A man wanders between heaven and hell, denied the former because of his sins and the latter for the jests he played upon the devil. He's left to roam the world, with a lantern to guide his path. His name is Jack.

No. That wasn't it. Not what she was searching for. The image was sharp and clear, but tinged with unreality. The scene before her was woven from imaginings -- folktales passed from lip to ear, page to eye. Held firm and regarded as chronicle by many, perhaps. But discernible for one such as she who's witnessed so much of thought's raw fabric.

False etymology. She'd come across it before. Ancient and forgotten truth carried in the great collective unconsciousness of humanity, the racial memory which bound every man and woman on a level so unfathomably deep that it often passed unregarded. As Terracles gave birth to the legend of Heracles, so too did the Jack she sought become the genesis of this other.

Her mental self pressed onwards. Burning pumpkins glared at her from the periphery of her vision. Perhaps they wished to frighten her away. But they only served to guide her. Earth's lost neighbor was her destination. It's there that she had to go...

Ah, yes. A thread gleamed in the maelstrom. She would never have caught sight of it were it not for the vision in the marketplace. But the connection had been made.

A man stands in a field. There's a knife in his hand and wickedness in his mind. He thrusts and slashes, cuts and tears. His victim is bloodless. A pumpkin. His blows aren't those of murder, but rather of sculpture. He's bringing a horrible face into being on the fruit's hide. Ah... This is its true origin. The first carved pumpkin, which will have descendants first on this world, then on Earth, and then throughout the void.

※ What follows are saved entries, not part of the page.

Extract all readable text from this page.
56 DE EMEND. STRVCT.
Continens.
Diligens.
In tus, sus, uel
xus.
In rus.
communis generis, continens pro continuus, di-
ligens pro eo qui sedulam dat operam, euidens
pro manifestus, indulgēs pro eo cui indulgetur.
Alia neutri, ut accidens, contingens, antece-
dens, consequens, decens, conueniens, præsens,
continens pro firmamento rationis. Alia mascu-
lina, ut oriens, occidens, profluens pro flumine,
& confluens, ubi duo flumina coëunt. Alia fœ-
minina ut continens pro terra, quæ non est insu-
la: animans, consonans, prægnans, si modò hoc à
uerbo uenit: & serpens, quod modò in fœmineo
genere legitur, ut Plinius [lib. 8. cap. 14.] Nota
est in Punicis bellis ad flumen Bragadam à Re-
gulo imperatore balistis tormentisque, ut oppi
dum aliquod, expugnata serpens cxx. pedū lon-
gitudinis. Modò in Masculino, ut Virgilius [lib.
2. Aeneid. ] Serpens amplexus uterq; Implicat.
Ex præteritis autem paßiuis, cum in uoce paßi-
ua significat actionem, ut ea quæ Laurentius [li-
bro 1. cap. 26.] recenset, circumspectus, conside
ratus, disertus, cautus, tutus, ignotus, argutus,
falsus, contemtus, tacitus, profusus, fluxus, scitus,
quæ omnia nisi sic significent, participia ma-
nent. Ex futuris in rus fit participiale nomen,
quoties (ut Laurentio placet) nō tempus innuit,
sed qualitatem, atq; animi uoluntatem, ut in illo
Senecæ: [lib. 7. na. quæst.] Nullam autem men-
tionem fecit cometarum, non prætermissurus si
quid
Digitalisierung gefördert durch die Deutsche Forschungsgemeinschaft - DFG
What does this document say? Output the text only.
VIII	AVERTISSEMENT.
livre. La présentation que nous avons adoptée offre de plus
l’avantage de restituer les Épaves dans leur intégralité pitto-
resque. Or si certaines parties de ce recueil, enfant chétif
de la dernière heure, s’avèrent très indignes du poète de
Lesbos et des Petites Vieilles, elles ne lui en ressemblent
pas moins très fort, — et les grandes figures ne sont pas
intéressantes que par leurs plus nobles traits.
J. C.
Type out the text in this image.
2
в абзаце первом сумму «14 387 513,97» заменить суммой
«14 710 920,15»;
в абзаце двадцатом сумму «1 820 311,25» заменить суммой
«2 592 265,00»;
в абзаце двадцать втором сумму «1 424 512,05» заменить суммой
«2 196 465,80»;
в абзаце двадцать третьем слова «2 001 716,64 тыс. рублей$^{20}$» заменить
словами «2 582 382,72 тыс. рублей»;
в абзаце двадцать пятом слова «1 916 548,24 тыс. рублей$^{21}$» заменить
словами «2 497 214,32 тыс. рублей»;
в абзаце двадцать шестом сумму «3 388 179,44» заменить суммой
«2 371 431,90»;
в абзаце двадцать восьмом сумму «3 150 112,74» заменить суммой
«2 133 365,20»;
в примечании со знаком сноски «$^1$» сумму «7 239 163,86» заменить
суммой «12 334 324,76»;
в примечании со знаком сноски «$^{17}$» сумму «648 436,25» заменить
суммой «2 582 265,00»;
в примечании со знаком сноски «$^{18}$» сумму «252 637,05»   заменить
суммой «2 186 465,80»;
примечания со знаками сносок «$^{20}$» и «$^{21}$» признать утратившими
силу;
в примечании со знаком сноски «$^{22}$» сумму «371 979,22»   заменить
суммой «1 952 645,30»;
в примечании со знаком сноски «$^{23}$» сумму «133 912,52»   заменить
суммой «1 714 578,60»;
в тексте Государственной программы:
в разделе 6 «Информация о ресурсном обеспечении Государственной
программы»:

Satisfied with his handiwork, he places the absurd yet terrible helm over his head. Then he rushes into the village, where his nemeses await the fright of their lives. The children... How he despises them.

The boys and girls scream when they see the pumpkin's ghastly, infernal features. They run in terror. He drinks their fear as though it were a fine wine, and pursues them.

But some of the children are brave. One of them seizes a club, and smashes the supposed fiend in the groin. The man doesn't laugh after that. Instead he falls in the street. And he can only groan when another child douses him with pitch. Then a burning torch is flung at him. His head and its pumpkin guise burn. Thus Jack dies, and legends are born.

That body, with its incinerated mask and skull... Yes. That was what she'd seen, entombed in a fragment of the planet, hurtling through space -- carrying a dead man's malevolence within.